Siber atakların artmasına karşılık, savunma sistemlerinin de geliştiğini ve çok karamsar olunmaması gerektiğini söyleyen Taş, “Bu alanda beyaz şapkalılar siyah şapkalılardan daha fazla. Münasebetiyle biz beyaz şapkalılar, en az saldırganlar kadar ilerideyiz.” tabirlerini kullandı.
Taş, “Evden çalışma hali artık kalıcı, bu değişmeyecek. Önümüzdeki bir iki sene bu süratli geçişin acısını göreceğiz ancak ondan sonra nitekim çok farklı bir dünyaya geçiş yapacağız.” diye konuştu.
“İNTERNET KULLANICILARI KİMLİK HIRSIZLIĞINA DİKKAT ETMELİ“
Hayatın ayrılmaz kesimi haline gelen siber dünya gerçeğinden artık kimsenin kaçamayacağını belirten Taş, ferdi internet kullanıcılarının en fazla kimlik hırsızlığı konusunda dikkatli olması gerektiğine işaret etti.
Taş, şu ikazlarda bulundu:
“Türkiye için konuşursak T.C. kimlik numaralarını her yere girmek konusunda bugün artık 2-3 sefer düşünülmeli. İnternette kara market diye bu işin pazarı var, orada herkes her şeyi satar. Kimileri da kimliklerdir, her şey için kullanılabilir. PayPal için, banka hesabı için, elektrik faturası için, sonra apansızın konutunuza icra gelir. Bu türlü bir tehdit var, bundan korunmanın yolu da şu: İnternette bilgilerinizi girerken dikkat edin, güvendiğiniz siteler dışındakilere girmeyin.
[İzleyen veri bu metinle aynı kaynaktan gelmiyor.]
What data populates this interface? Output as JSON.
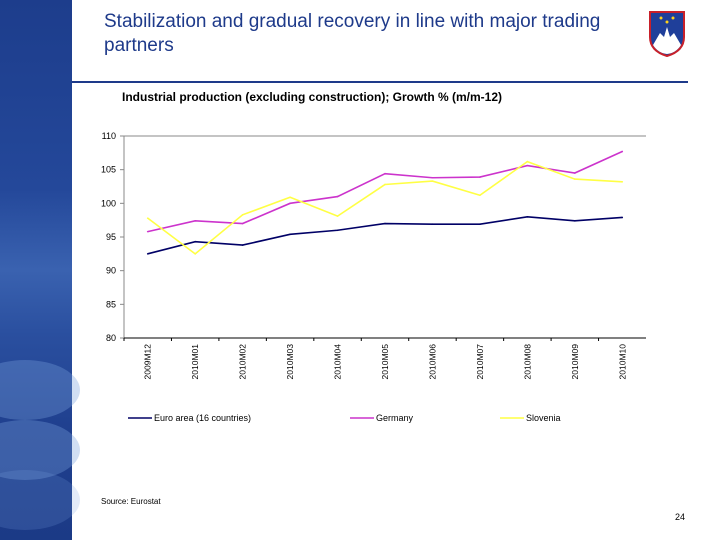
{
  "slide": {
    "title": "Stabilization and gradual recovery in line with major trading partners",
    "source": "Source: Eurostat",
    "page_number": "24",
    "logo": "slovenia-coat-of-arms"
  },
  "chart_data": {
    "type": "line",
    "title": "Industrial production (excluding construction); Growth % (m/m-12)",
    "xlabel": "",
    "ylabel": "",
    "ylim": [
      80,
      110
    ],
    "yticks": [
      80,
      85,
      90,
      95,
      100,
      105,
      110
    ],
    "grid": false,
    "legend_position": "bottom",
    "categories": [
      "2009M12",
      "2010M01",
      "2010M02",
      "2010M03",
      "2010M04",
      "2010M05",
      "2010M06",
      "2010M07",
      "2010M08",
      "2010M09",
      "2010M10"
    ],
    "series": [
      {
        "name": "Euro area (16 countries)",
        "color": "#000066",
        "values": [
          92.5,
          94.3,
          93.8,
          95.4,
          96.0,
          97.0,
          96.9,
          96.9,
          98.0,
          97.4,
          97.9
        ]
      },
      {
        "name": "Germany",
        "color": "#cc33cc",
        "values": [
          95.8,
          97.4,
          97.0,
          100.0,
          101.0,
          104.4,
          103.8,
          103.9,
          105.6,
          104.5,
          107.7
        ]
      },
      {
        "name": "Slovenia",
        "color": "#ffff44",
        "values": [
          97.8,
          92.5,
          98.3,
          100.9,
          98.1,
          102.8,
          103.3,
          101.2,
          106.2,
          103.6,
          103.2
        ]
      }
    ]
  }
}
WhatsApp, Instagram, Facebook üzere neredeyse dünyanın tamamının artık kullandığı ortamlar da akın altında.”
Taş, siber taarruzlardan öbür korunma yolunun da internete açık hesaplarda “çifte doğrulama sistemleri”ne geçilmesi olduğunun altını çizdi.
“SİBER GÜVENLİK ALANINDA TÜRKİYE’DE SON 15 YILDIR ÇOK ÖNEMLİ EĞİLİM VAR”
Şirketinin Ankara ODTÜ Teknokent’te Ar-Ge geliştirme merkezinin bulunduğunu ve çalışmalarını New Jersey ile Türkiye ana çizgisinde yürüttüğünü belirten Taş, siber savunma alanında Türkiye’de üretken bir pazar ve insan gücü olduğunu söyledi.
Taş, siber savunmanın Türkiye’de gelişen savunma endüstrisinin kesimi olduğuna dikkati çekerek, şunları tabir etti:
“Siber güvenlik alanında Türkiye’nin başarısı insansız hava araçlarındaki muvaffakiyetinden farklı değil bana nazaran. Bu alanda çok önemli şirketler, çok önemli uzmanlar var artık zira son 15 yıldır bu hususa çok önemli eğilim var lakin bir Amerika, Çin yahut Rusya mı? Değil fakat bir Almanya mı derseniz, Türkiye’nin siber güvenlikle ilgili teknoloji geliştirme kabiliyetlerine bakacak olursak durur düşünürüm. Yani Almanya düzeyinde bir şeyler var.”
Türkiye’deki girişimcilere salgınla ortaya çıkan meskenden çalışma sürecini iyi değerlendirmeleri gerektiği tavsiyesinde bulunan Taş, “O kadar çok fırsat var ki buralardaki eksiklikleri ve sorunları çözerek dünyadaki parayı Türkiye’ye akıtacak, herkes bunu iyi düşünmeli, iki yıllık fırsat çok iyi değerlendirilmeli. Bu yeni normaldeki sorunları çözmeye yatırım yapalım.” dedi.